В своих планах Бестужев нашёл сообщников, и главным из них был граф Алексей Григорьевич Разумовский.
Явное презрение великого князя ко всему русскому, пренебрежение всеми обрядами православной церкви, страсть ко всему немецкому уже давно отдалили старшего Разумовского от него. Как ни избегал Разумовский всяких интриг, как ни держал себя вдали от государственных дел, но в этом случае он, видимо, охотно поддался увещаниям Бестужева.
Впрочем, всё дело было содержимо в великой тайне, так что даже Шувалов ничего не подозревал, а великий канцлер не спал и втихомолку стал подготовлять план действий.
Между тем гетман среди беспрестанной придворной суеты не забывал Малороссии. Приехавшие с ним вместе малороссы были представлены государыне, и она приняла их отменно милостиво. Ещё в бытность гетмана в Глухове ему из Петербурга было повелено выслать две тысячи казаков для постройки крепости Св. Елизаветы, нынешнего Елизаветграда.
В Москве Кирилл Григорьевич сумел выхлопотать, чтобы вместо двух тысяч туда отправлены были только шестьсот одиннадцать человек. Из генеральной канцелярии он вытребовал в Москву все бумаги, относившиеся к финансовым вопросам. Они были нужны ему для докладов государыне, вследствие которых разные сборы на Украине, отяготительные для народа, были уничтожены. Таможня на границах Малороссии и Великороссии была закрыта и объявлена свобода торговли между севером и югом.
Эти перемены сильно порадовали малороссиян.
Весною 1754 года двор из Москвы переехал в Петербург, а за двором последовал и гетман с семейством и со свитою. Он снова поселился в своих хоромах на Мойке, тогда ещё деревянных, и снова стал принимать у себя всё петербургское общество.
Зима 1754/55 года была одной из самых блестящих во всём славившемся празднествами царствовании Елизаветы Петровны. По случаю рождения великого князя Павла Петровича при дворе были беспрестанные приёмы. Частные люди со своей стороны старались не отставать от двора и наперерыв друг пред другом устраивали у себя обеды, балы, маскарады с иллюминациями и фейерверками.
Между ними особенно отличались своей роскошью праздники Разумовских.
Алексей Григорьевич принимал двор то в Аничковском дворце государыни, то в цесаревнином доме, то на своей приморской даче, то в Мурзинке, то в Гостиницах. Государыня часто посещала его балы и вечера. Стол его славился по всему Петербургу, и своих поваров он выписывал из Парижа.

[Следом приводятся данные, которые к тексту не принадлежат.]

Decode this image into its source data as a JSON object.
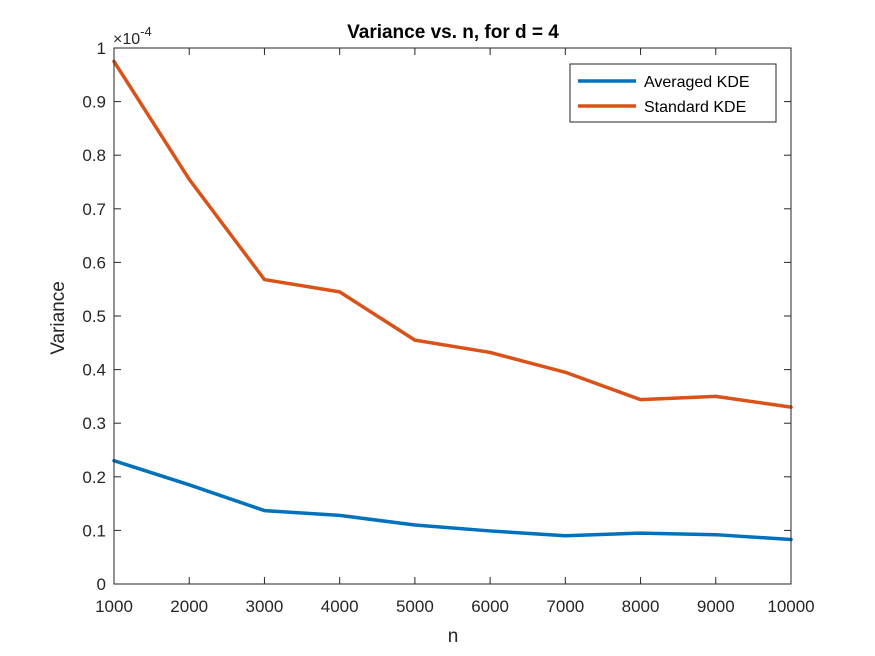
{
  "chart_data": {
    "type": "line",
    "title": "Variance vs. n, for d = 4",
    "xlabel": "n",
    "ylabel": "Variance",
    "y_exponent_label": "×10",
    "y_exponent_power": "-4",
    "xlim": [
      1000,
      10000
    ],
    "ylim": [
      0,
      1
    ],
    "x_ticks": [
      1000,
      2000,
      3000,
      4000,
      5000,
      6000,
      7000,
      8000,
      9000,
      10000
    ],
    "y_ticks": [
      0,
      0.1,
      0.2,
      0.3,
      0.4,
      0.5,
      0.6,
      0.7,
      0.8,
      0.9,
      1
    ],
    "x_tick_labels": [
      "1000",
      "2000",
      "3000",
      "4000",
      "5000",
      "6000",
      "7000",
      "8000",
      "9000",
      "10000"
    ],
    "y_tick_labels": [
      "0",
      "0.1",
      "0.2",
      "0.3",
      "0.4",
      "0.5",
      "0.6",
      "0.7",
      "0.8",
      "0.9",
      "1"
    ],
    "x": [
      1000,
      2000,
      3000,
      4000,
      5000,
      6000,
      7000,
      8000,
      9000,
      10000
    ],
    "series": [
      {
        "name": "Averaged KDE",
        "color": "#0072BD",
        "values": [
          0.23,
          0.185,
          0.137,
          0.128,
          0.11,
          0.099,
          0.09,
          0.095,
          0.092,
          0.083
        ]
      },
      {
        "name": "Standard KDE",
        "color": "#D95319",
        "values": [
          0.975,
          0.755,
          0.568,
          0.545,
          0.455,
          0.432,
          0.395,
          0.344,
          0.35,
          0.33
        ]
      }
    ],
    "legend_position": "top-right",
    "grid": false
  }
}
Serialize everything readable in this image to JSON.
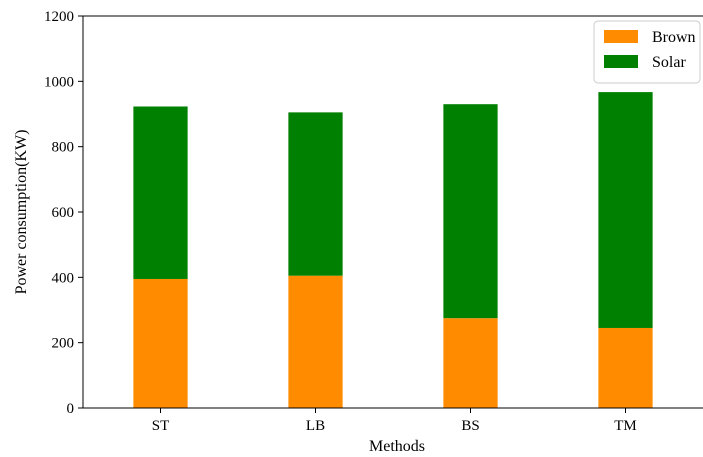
{
  "chart_data": {
    "type": "bar",
    "stacked": true,
    "categories": [
      "ST",
      "LB",
      "BS",
      "TM"
    ],
    "series": [
      {
        "name": "Brown",
        "values": [
          395,
          405,
          275,
          245
        ],
        "color": "#FF8C00"
      },
      {
        "name": "Solar",
        "values": [
          528,
          500,
          655,
          722
        ],
        "color": "#008000"
      }
    ],
    "xlabel": "Methods",
    "ylabel": "Power consumption(KW)",
    "ylim": [
      0,
      1200
    ],
    "yticks": [
      0,
      200,
      400,
      600,
      800,
      1000,
      1200
    ],
    "grid": false,
    "legend_position": "top-right"
  }
}
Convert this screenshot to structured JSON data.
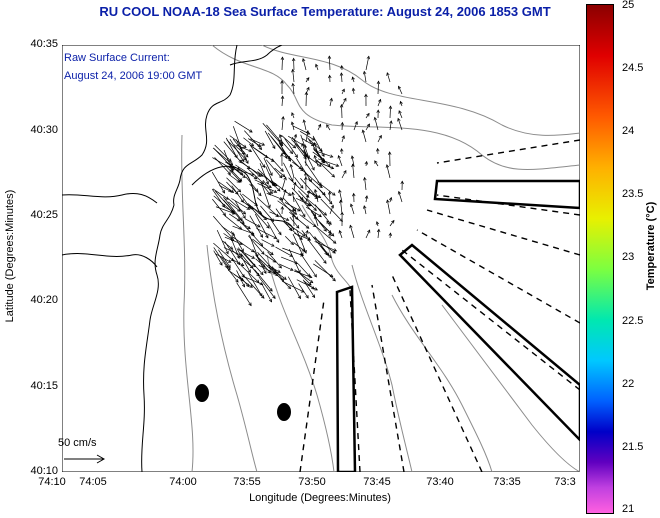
{
  "title": "RU COOL  NOAA-18  Sea Surface Temperature:  August 24, 2006 1853 GMT",
  "annotation": {
    "line1": "Raw Surface Current:",
    "line2": "August 24, 2006 19:00 GMT"
  },
  "axes": {
    "xlabel": "Longitude (Degrees:Minutes)",
    "ylabel": "Latitude (Degrees:Minutes)",
    "xticks": [
      "74:10",
      "74:05",
      "74:00",
      "73:55",
      "73:50",
      "73:45",
      "73:40",
      "73:35",
      "73:3"
    ],
    "yticks": [
      "40:35",
      "40:30",
      "40:25",
      "40:20",
      "40:15",
      "40:10"
    ]
  },
  "scale_label": "50 cm/s",
  "colorbar": {
    "label": "Temperature (°C)",
    "ticks": [
      "25",
      "24.5",
      "24",
      "23.5",
      "23",
      "22.5",
      "22",
      "21.5",
      "21"
    ],
    "range": [
      21,
      25
    ]
  },
  "colors": {
    "title": "#0a1fa8",
    "coast": "#000000",
    "bathymetry": "#8c8c8c",
    "vectors": "#000000"
  }
}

Кирилл Григорьевич был тоже охотником полакомиться. Его праздники, балы и банкеты не уступали праздникам его старшего брата, но кроме того, утончённые блюда, приготовленные французскими поварами, и вкусные особливые рыбки не предлагались одним только избранным и знакомым приятелям. У Кирилла Григорьевича был всегда открытый стол, куда могли являться и званые, и незваные.
Дела между тем шли своим порядком. Указом от 17 января 1756 года, состоявшимся по прошению гетмана Разумовского, все малороссийские дела были переведены из коллегии иностранных дел в сенат. Таким образом, гетман стал зависеть от первой в государстве инстанции.

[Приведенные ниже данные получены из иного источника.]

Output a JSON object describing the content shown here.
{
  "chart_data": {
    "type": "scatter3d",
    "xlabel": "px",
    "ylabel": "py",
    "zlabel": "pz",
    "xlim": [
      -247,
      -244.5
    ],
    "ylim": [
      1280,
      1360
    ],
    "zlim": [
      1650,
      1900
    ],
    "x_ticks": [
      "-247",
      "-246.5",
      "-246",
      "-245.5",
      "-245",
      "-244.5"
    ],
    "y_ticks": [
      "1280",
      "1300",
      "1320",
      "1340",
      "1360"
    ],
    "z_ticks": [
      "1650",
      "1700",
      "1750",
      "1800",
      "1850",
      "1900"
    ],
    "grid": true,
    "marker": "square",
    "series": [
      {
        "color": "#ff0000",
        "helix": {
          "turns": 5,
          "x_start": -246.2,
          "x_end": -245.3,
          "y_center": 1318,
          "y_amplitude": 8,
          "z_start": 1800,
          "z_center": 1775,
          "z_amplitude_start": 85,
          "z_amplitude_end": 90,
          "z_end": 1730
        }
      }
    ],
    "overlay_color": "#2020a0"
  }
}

В то же время, пока в Петербурге весело праздновалось рождение великого князя Павла Петровича и заветные замыслы Бестужева и Екатерины через это рождение получили новую силу, события на Западе быстро шли вперёд. Европа, умиротворённая Ахенским конгрессом, снова грозила загореться всеобщею войною. Алексей Петрович Бестужев справедливо гордился Ахенским миром и вполне имел право смотреть на него, как на своё творение. Ахенский конгресс состоялся благодаря появлению на Рейне русского тридцатитысячного корпуса, содержимого Англией и Нидерландами. Россия, не теряя ни людей, ни денег, вдруг заняла в Европе первое место; её дружбы домогались первенствующие державы. Это ли не была победа русской политики!
Но на самом деле Ахенский конгресс не решил ни одного из вопросов, волновавших тогда Европу. Вражда между Пруссией и Австрией не ослабевала, и обе державы только выжидали случая померить свои силы на поле битв.